There are twenty boxes dedicated to federal, state, and local tax information. Some of these boxes will be left blank on your W-2, depending on your job. There’s no need to worry. Here’s a brief overview of each of the boxes.

  • Box 1: Wages, tips, other compensation
    The total taxable income you brought home. Aside from your expected salary, this includes extra compensation such as bonuses. This doesn’t include any pre-taxed income, such as 401k contributions.
  • Box 2: Federal income tax withheld
    The amount of federal income tax taken from your paychecks throughout the year.
  • Box 3: Social security wages
    The sum of your wages that are subject to the social security tax. There’s a limit to how much of your money can be taxed; as of 2015, the social security wage base is $118,500.
  • Box 4: Social Security tax withheld
    The social security tax is a flat rate of 6.2% on your wages up to the wage base limit.
  • Box 5: Medicare wages and tips
    Unlike social security, there is no wage base limit. All of your salary—including income tax-deferred money in your 401k—is subject to the Medicare tax.
  • Box 6: Medicare tax withheld
    As of 2015, the Medicare tax rate was 2.9% (3.8% for high-income earners) of your eligible Medicare wages.

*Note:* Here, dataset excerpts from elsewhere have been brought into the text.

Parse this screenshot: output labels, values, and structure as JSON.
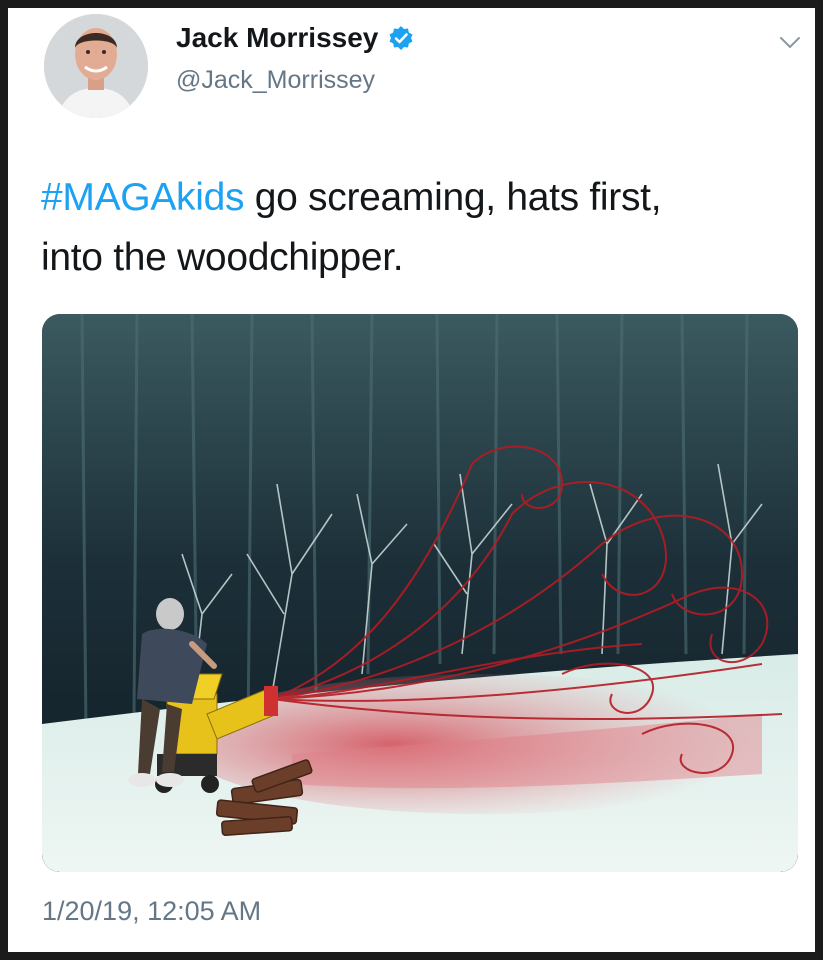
{
  "tweet": {
    "author_name": "Jack Morrissey",
    "handle": "@Jack_Morrissey",
    "verified": true,
    "text_hashtag": "#MAGAkids",
    "text_rest_line1": " go screaming, hats first,",
    "text_line2": "into the woodchipper.",
    "timestamp": "1/20/19, 12:05 AM"
  },
  "colors": {
    "hashtag": "#1da1f2",
    "verified_badge": "#1da1f2",
    "secondary_text": "#657786",
    "primary_text": "#14171a"
  },
  "icons": {
    "verified": "verified-badge-icon",
    "menu": "chevron-down-icon"
  }
}
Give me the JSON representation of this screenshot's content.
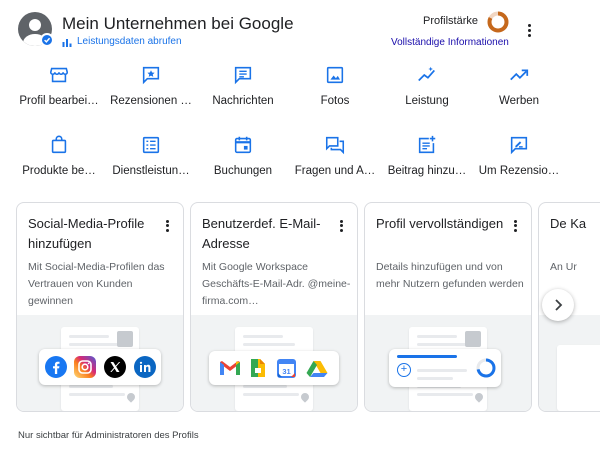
{
  "header": {
    "title": "Mein Unternehmen bei Google",
    "performance_link": "Leistungsdaten abrufen",
    "profile_strength_label": "Profilstärke",
    "full_info_link": "Vollständige Informationen"
  },
  "actions": [
    {
      "label": "Profil bearbei…",
      "icon": "storefront-icon"
    },
    {
      "label": "Rezensionen …",
      "icon": "review-star-icon"
    },
    {
      "label": "Nachrichten",
      "icon": "message-icon"
    },
    {
      "label": "Fotos",
      "icon": "photo-icon"
    },
    {
      "label": "Leistung",
      "icon": "performance-sparkle-icon"
    },
    {
      "label": "Werben",
      "icon": "trending-up-icon"
    },
    {
      "label": "Produkte be…",
      "icon": "shopping-bag-icon"
    },
    {
      "label": "Dienstleistun…",
      "icon": "list-icon"
    },
    {
      "label": "Buchungen",
      "icon": "calendar-icon"
    },
    {
      "label": "Fragen und A…",
      "icon": "forum-icon"
    },
    {
      "label": "Beitrag hinzu…",
      "icon": "post-add-icon"
    },
    {
      "label": "Um Rezensio…",
      "icon": "rate-review-icon"
    }
  ],
  "cards": [
    {
      "title": "Social-Media-Profile hinzufügen",
      "description": "Mit Social-Media-Profilen das Vertrauen von Kunden gewinnen"
    },
    {
      "title": "Benutzerdef. E-Mail-Adresse",
      "description": "Mit Google Workspace Geschäfts-E-Mail-Adr. @meine-firma.com…"
    },
    {
      "title": "Profil vervollständigen",
      "description": "Details hinzufügen und von mehr Nutzern gefunden werden"
    },
    {
      "title": "De Ka",
      "description": "An Ur"
    }
  ],
  "footer": {
    "note": "Nur sichtbar für Administratoren des Profils"
  },
  "colors": {
    "accent": "#1a73e8",
    "link_dark": "#1a0dab",
    "strength_ring": "#c5681c",
    "text": "#202124",
    "muted": "#5f6368"
  }
}
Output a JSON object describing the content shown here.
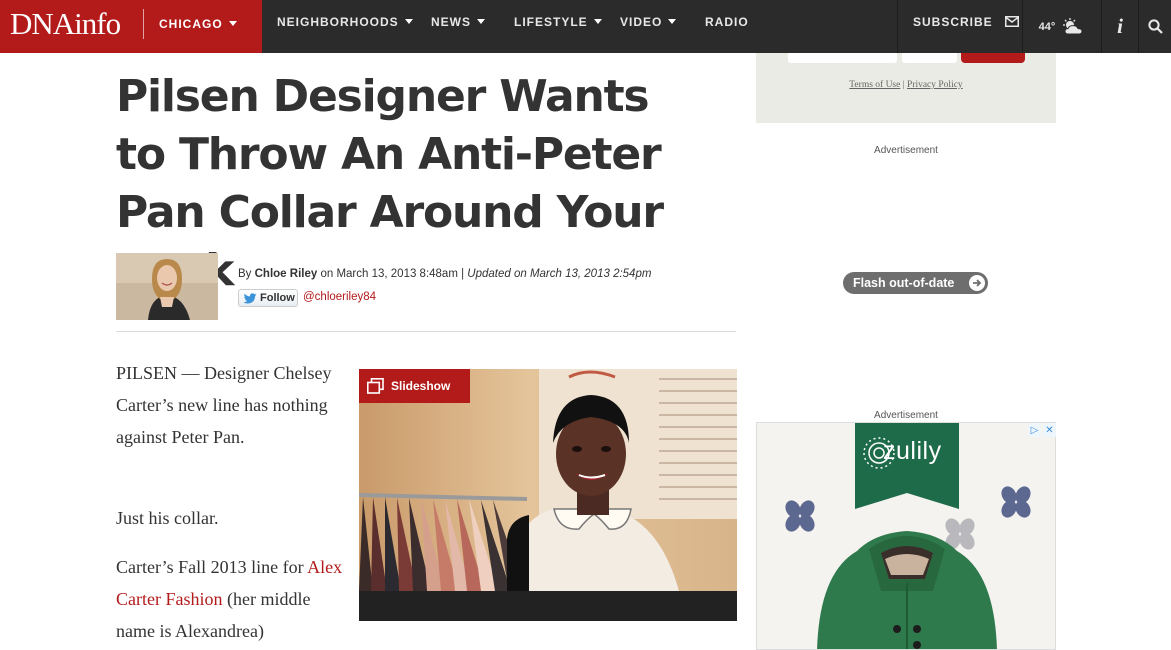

  • Box 7: Social Security tips
    This is the amount of tips reported to your employer. If you don’t earn tips, this space will be blank. This number is accounted for in Box 1’s total, and combined with the wages in Box 3, they won’t exceed the Social Security wage base.
  • Box 8: Allocated tips
    Allocated tips have been given to you by your employer. Unlike the other tip wages, you have to calculate Social Security and Medicare taxes on your own.
  • Box 9
    You might be wondering why this box is mysteriously grayed out. It used to indicate any advances of the earned income credit. As of 2010, you could no longer receive an EIC advance, so consider Box 9 obsolete.
  • Box 10: Dependent Care Benefits
    Did you receive any reimbursement for dependent care expenses? If the amount exceeds $5,000, it is considered a taxable wage and will be counted in boxes 1, 3, and 5.
  • Box 11: Nonqualified plans
    List any payments you received from a non-qualified deferred compensation plan or non-government pension.
  • Box 12: “See instructions for Box 12”
    There are 30 different codes you can report in Box 12, all relating to certain types of compensation or benefits you’ve received. Codes are used to indicate anything from uncollected Medicare tax to receiving tax-exempt sick pay. You’ll have to refer to page 27 of the IRS’s W-2 instructions for a full list.
  • Box 13
    If you are a statutory employee, made contributions to your employer’s retirement plan, or received sick pay from your employer’s third party insurance policy, then check the corresponding boxes.
  • Box 14: Other
    For any other sources of income not listed above. Note expenses such as union dues or taxed retirement contributions.
  • Boxes 15 through 20: State and Local Tax Information
    Extremely similar to the information in boxes A through F. Your employer will have a unique state tax identification number. If you worked in the same state and city throughout the year, this will be a repeat of the wage information from the previous boxes.